発見場所はバーンドゥア区ムー7、ラチャプルック環状線(国道9号線)付近の田んぼである。通報を受けたパトゥムターニー県警と法医学医師が現場に急行したところ、バナナ園に隣接する田んぼの中で仰向けに倒れた女性の遺体を確認した。遺体のそばには火を叩いて消すための棒が1本残されていた。
バーンドゥア区の区長によると、数日前に住民から「田んぼで藁を燃やしており、火がバナナ園に燃え移っている」との通報があった。区長が駆けつけると、亡くなった女性の夫が藁を燃やしている最中だった。区長や近隣住民が協力して消火し、田んぼとバナナ園の火はすべて鎮火した。
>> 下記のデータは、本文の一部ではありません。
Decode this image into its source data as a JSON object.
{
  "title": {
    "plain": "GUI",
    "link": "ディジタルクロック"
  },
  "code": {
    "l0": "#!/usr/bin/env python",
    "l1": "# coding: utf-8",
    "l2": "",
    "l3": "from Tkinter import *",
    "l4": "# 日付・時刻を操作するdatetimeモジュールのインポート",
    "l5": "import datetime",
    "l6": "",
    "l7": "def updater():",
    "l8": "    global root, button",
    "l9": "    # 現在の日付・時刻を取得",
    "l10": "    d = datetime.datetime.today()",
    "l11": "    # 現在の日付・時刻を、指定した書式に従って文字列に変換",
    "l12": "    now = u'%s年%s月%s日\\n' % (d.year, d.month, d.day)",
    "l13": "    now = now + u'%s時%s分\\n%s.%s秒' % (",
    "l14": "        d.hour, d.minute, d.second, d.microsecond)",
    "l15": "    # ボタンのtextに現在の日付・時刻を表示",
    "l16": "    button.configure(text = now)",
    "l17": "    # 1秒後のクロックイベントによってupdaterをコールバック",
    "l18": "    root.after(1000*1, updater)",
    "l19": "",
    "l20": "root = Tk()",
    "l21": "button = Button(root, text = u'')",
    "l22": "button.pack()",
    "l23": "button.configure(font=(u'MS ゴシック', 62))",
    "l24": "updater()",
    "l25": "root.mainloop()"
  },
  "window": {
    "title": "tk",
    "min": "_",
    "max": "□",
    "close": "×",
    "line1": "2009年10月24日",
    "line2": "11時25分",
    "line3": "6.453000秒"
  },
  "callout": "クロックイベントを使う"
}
その後、区長は女性の夫を自宅まで車で送り届けた。しかし女性本人がいつ現場に戻り、残り火の消火作業を行ったのかは不明のままである。誰にも気づかれないまま田んぼの中で倒れ、そのまま命を落としたとみられる。
タイ全土では40度を超える猛暑が続いており、社会保険庁も熱中症による死亡リスクを警告したばかりである。屋外での農作業や消火活動は特に危険が高く、高齢者が単独で作業する際の見守り体制が改めて問われる事態となった。